Tenable's technical support is good, except for things that involve some of the custom development work that we've done using their API. Early on, that was problematic, but they've gotten better and released more API documentation and sample code, and that was fine.
It was nothing that was wrong with the product itself, but tech support is more designed for normal user interactions with the product, not doing development against the API. The problem with my code was because some documentation wasn't clear or there wasn't a sample for how to do this. That's where it was a little bit tougher. The normal, user function stuff was totally fine.

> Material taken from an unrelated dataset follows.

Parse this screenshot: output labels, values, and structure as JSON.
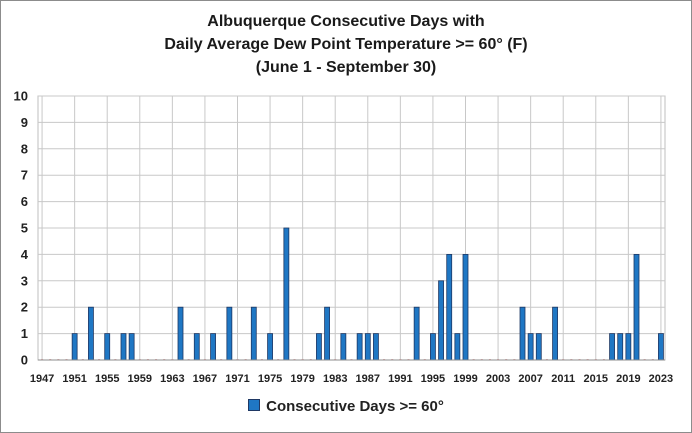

It was really the developer-focused side.
Which solution did I use previously and why did I switch?
We were on Rapid7. We switched because of scalability and performance.
We were looking for a solution that could handle and scan our volume of assets. It wasn't working with our previous solution. Nessus has scalability. Being able to scan in time and actually being able to report on that data were things we couldn't do with our old solution.

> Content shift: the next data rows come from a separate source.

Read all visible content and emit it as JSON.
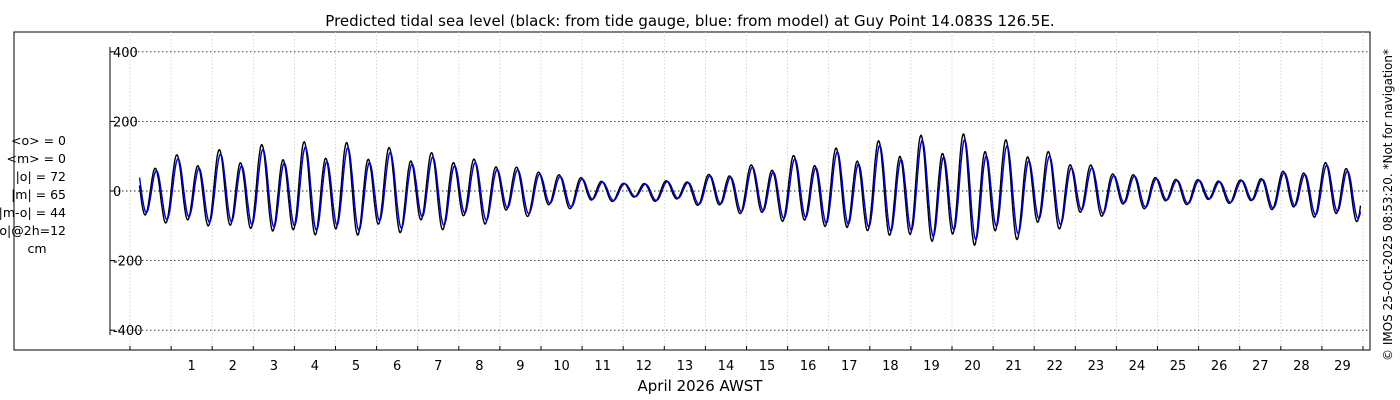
{
  "chart_data": {
    "type": "line",
    "title": "Predicted tidal sea level (black: from tide gauge, blue: from model) at Guy Point 14.083S 126.5E.",
    "xlabel": "April 2026 AWST",
    "ylabel": "",
    "xlim": [
      0,
      30
    ],
    "ylim": [
      -420,
      420
    ],
    "ytick_values": [
      400,
      200,
      0,
      -200,
      -400
    ],
    "ytick_labels": [
      "400",
      "200",
      "0",
      "-200",
      "-400"
    ],
    "xtick_values": [
      1,
      2,
      3,
      4,
      5,
      6,
      7,
      8,
      9,
      10,
      11,
      12,
      13,
      14,
      15,
      16,
      17,
      18,
      19,
      20,
      21,
      22,
      23,
      24,
      25,
      26,
      27,
      28,
      29
    ],
    "xtick_labels": [
      "1",
      "2",
      "3",
      "4",
      "5",
      "6",
      "7",
      "8",
      "9",
      "10",
      "11",
      "12",
      "13",
      "14",
      "15",
      "16",
      "17",
      "18",
      "19",
      "20",
      "21",
      "22",
      "23",
      "24",
      "25",
      "26",
      "27",
      "28",
      "29"
    ],
    "grid": true,
    "series": [
      {
        "name": "from tide gauge",
        "color": "#000000",
        "model": {
          "start_day": 0.23,
          "end_day": 29.95,
          "semidiurnal_period_days": 0.5175,
          "semidiurnal_phase_days": 0.1,
          "diurnal_period_days": 1.0,
          "diurnal_phase_days": 0.2,
          "amplitude_envelope_days": [
            0,
            1.5,
            3.7,
            5.0,
            8.0,
            10.5,
            12.0,
            13.5,
            16.0,
            19.0,
            20.7,
            22.0,
            24.0,
            25.5,
            27.0,
            28.0,
            29.5,
            30.0
          ],
          "amplitude_envelope_cm": [
            90,
            110,
            140,
            145,
            110,
            55,
            25,
            35,
            100,
            160,
            170,
            135,
            60,
            40,
            35,
            60,
            95,
            95
          ]
        }
      },
      {
        "name": "from model",
        "color": "#0000cc",
        "model": {
          "start_day": 0.23,
          "end_day": 29.95,
          "semidiurnal_period_days": 0.5175,
          "semidiurnal_phase_days": 0.13,
          "diurnal_period_days": 1.0,
          "diurnal_phase_days": 0.23,
          "amplitude_envelope_days": [
            0,
            1.5,
            3.7,
            5.0,
            8.0,
            10.5,
            12.0,
            13.5,
            16.0,
            19.0,
            20.7,
            22.0,
            24.0,
            25.5,
            27.0,
            28.0,
            29.5,
            30.0
          ],
          "amplitude_envelope_cm": [
            80,
            98,
            125,
            130,
            98,
            50,
            23,
            32,
            90,
            145,
            152,
            120,
            55,
            37,
            32,
            55,
            85,
            85
          ]
        }
      }
    ],
    "annotations": [
      "<o> = 0",
      "<m> = 0",
      "|o| = 72",
      "|m| = 65",
      "|m-o| = 44",
      "|m-o|@2h=12",
      "cm"
    ],
    "credit": "© IMOS 25-Oct-2025 08:53:20. *Not for navigation*"
  }
}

Also, the level of visibility that Tenable provides is much better than Rapid7 because we're able to actually see all of the data that was collected and we're able to scan for vulnerabilities and config issues and pull all the data together. We were having real trouble with that before.
How was the initial setup?
The initial setup was straightforward. We were easily able to set up scan policies, asset groups, scan schedules, and start collecting data very quickly.
It wasn't complicated to define what we wanted to scan. It wasn't complicated to set up the credentialed scans, or to set up the different credentials for the different policies and different types of machines. Everything that that goes into building a scan policy was straightforward and we were able to get all of our assets scanned pretty quickly. Within 45 days of buying, we had good data and had done multiple scans already with all of our assets.
Our implementation strategy was that we wanted to set up credentialed scans for all of our machines as quickly as possible. We were working towards that and trying to get the coverage in Tenable as soon as possible.
What about the implementation team?
What was our ROI?
We are fulfilling our goals and able to deliver on the requirements that we have. It's hard for security to be a real ROI. We need to do vulnerability scanning, we need to know where the issues are and we need to be able to fix them. It is doing that.
What's my experience with pricing, setup cost, and licensing?
Our licensing is on a yearly basis but we did a three-year deal. It is a fixed cost to cover a certain number of hosts or assets. There are no additional costs to the standard licensing fees.
What other advice do I have?
Leverage authenticated scans if you can. That reduces the number of false positives compared to just network-based scanning. Leverage the Tenable Agents if you can, as well, because that will help reduce the scan time and make it easier to get data from machines that are all over your network.
The solution isn't really helping to reduce our exposure over time because there are always new vulnerabilities coming out. It's helping us keep track of what's out there better.
The next part is going to be convincing external auditors that VPR is a reasonable way to actually prioritize, in terms of whatever our policy statements say for what we fix and how quickly; to get that to line up. A lot of people are still in the, "You must patch criticals with this number of days, highs with this number of days." We want to be able to turn that into a more risk-based approach but haven't really been able to do that.
The users of the solution in our organization are really just the people on our security team, so the number is under ten people. They're really just using it to look at the vulnerabilities, analyze the vulnerabilities, and figure out where our risks are and what should get patched. For deployment and maintenance of the solution we have a quarter of an FTE.